The reprimand was a unanimous decision by the court, which adopted the Judicial Qualifications Commission’s recommendation.

The Commission called Scherer’s actions “inappropriate behavior.”

“[Scherer] admits that her conduct fell below what is reasonably expected of a trial judge and had the potential to damage the perception of the judiciary and our system of justice in ways that cannot be easily cured,” the commission concluded.

Scherer, who retired from the bench last month, hugged prosecutors after the trial’s conclusion, according to a Fox News report.

Commission members further found Scherer had “unduly chastised” defense team lawyers, even wrongly accusing one of Cruz’s attorneys of “threatening her children.”

The controversial trial that garnered intense worldwide attention was her first death penalty matter.

Cruz, the Parkland school shooter, admitted his guilt for the 2018 massacre that killed 17 students and faculty members at Marjory Stoneman Douglas High School.

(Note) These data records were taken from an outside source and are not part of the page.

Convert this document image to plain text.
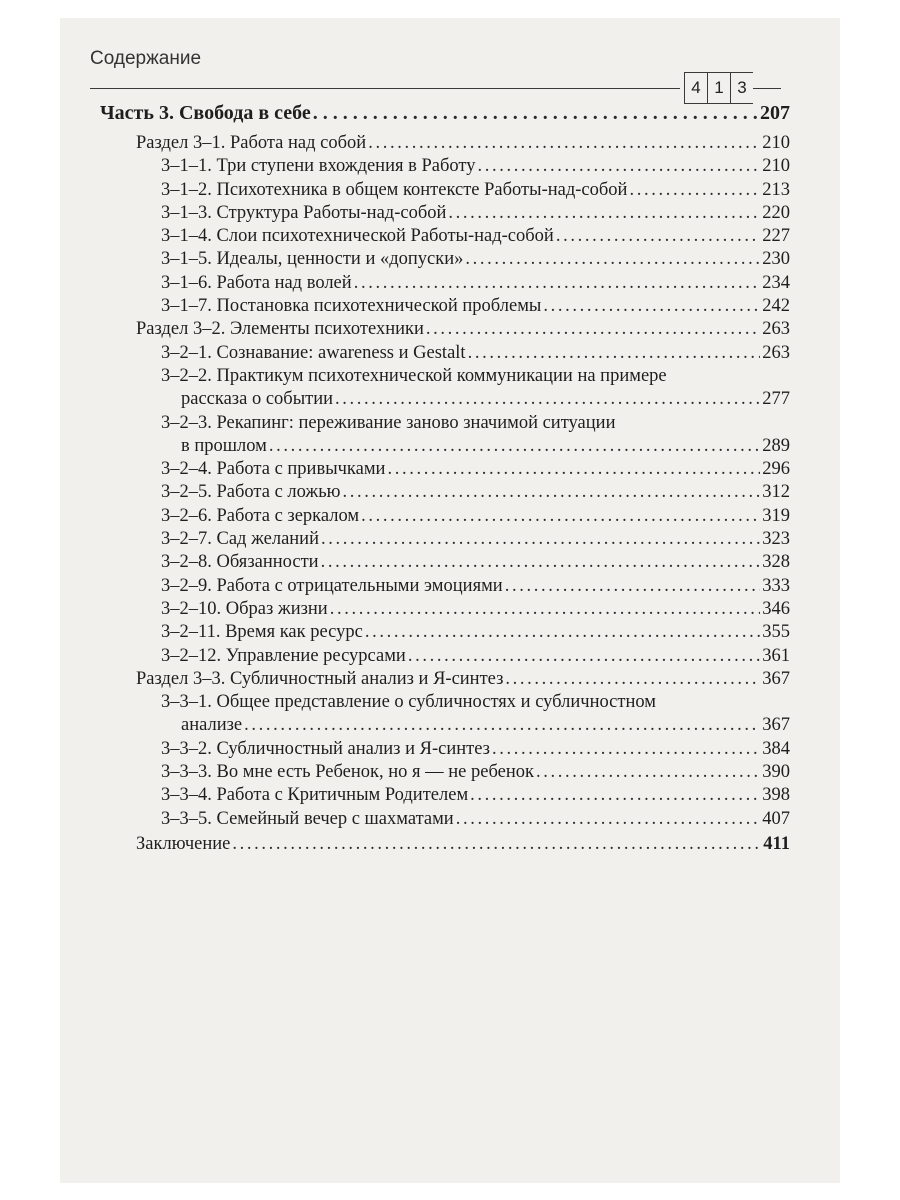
Содержание
4 1 3
Часть 3. Свобода в себе . . .	207
Раздел 3–1. Работа над собой . . .	210
3–1–1. Три ступени вхождения в Работу . . .	210
3–1–2. Психотехника в общем контексте Работы-над-собой . . .	213
3–1–3. Структура Работы-над-собой . . .	220
3–1–4. Слои психотехнической Работы-над-собой . . .	227
3–1–5. Идеалы, ценности и «допуски» . . .	230
3–1–6. Работа над волей . . .	234
3–1–7. Постановка психотехнической проблемы . . .	242
Раздел 3–2. Элементы психотехники . . .	263
3–2–1. Сознавание: awareness и Gestalt . . .	263
3–2–2. Практикум психотехнической коммуникации на примере
рассказа о событии . . .	277
3–2–3. Рекапинг: переживание заново значимой ситуации
в прошлом . . .	289
3–2–4. Работа с привычками . . .	296
3–2–5. Работа с ложью . . .	312
3–2–6. Работа с зеркалом . . .	319
3–2–7. Сад желаний . . .	323
3–2–8. Обязанности . . .	328
3–2–9. Работа с отрицательными эмоциями . . .	333
3–2–10. Образ жизни . . .	346
3–2–11. Время как ресурс . . .	355
3–2–12. Управление ресурсами . . .	361
Раздел 3–3. Субличностный анализ и Я-синтез . . .	367
3–3–1. Общее представление о субличностях и субличностном
анализе . . .	367
3–3–2. Субличностный анализ и Я-синтез . . .	384
3–3–3. Во мне есть Ребенок, но я — не ребенок . . .	390
3–3–4. Работа с Критичным Родителем . . .	398
3–3–5. Семейный вечер с шахматами . . .	407
Заключение . . .	411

Scherer faced criticism for failing to uphold the standards of due process and impartiality expected of her role, despite the trial’s high-profile nature and the emotional burden it carried, CBS News reported.

Observations of her conduct, including an embrace shared with members of the prosecution and victims’ families following Cruz’s sentencing, raised questions about her neutrality.

Even in high-stakes and emotionally charged trials, the judiciary’s responsibility is to uphold the principles of fairness, decorum and due process. Bias or favoritism has no place in the American justice system.

The former judge’s actions led to her removal from another case involving a death-row inmate’s post-conviction motions. She retired from the bench last month, according to a report from the New York Post.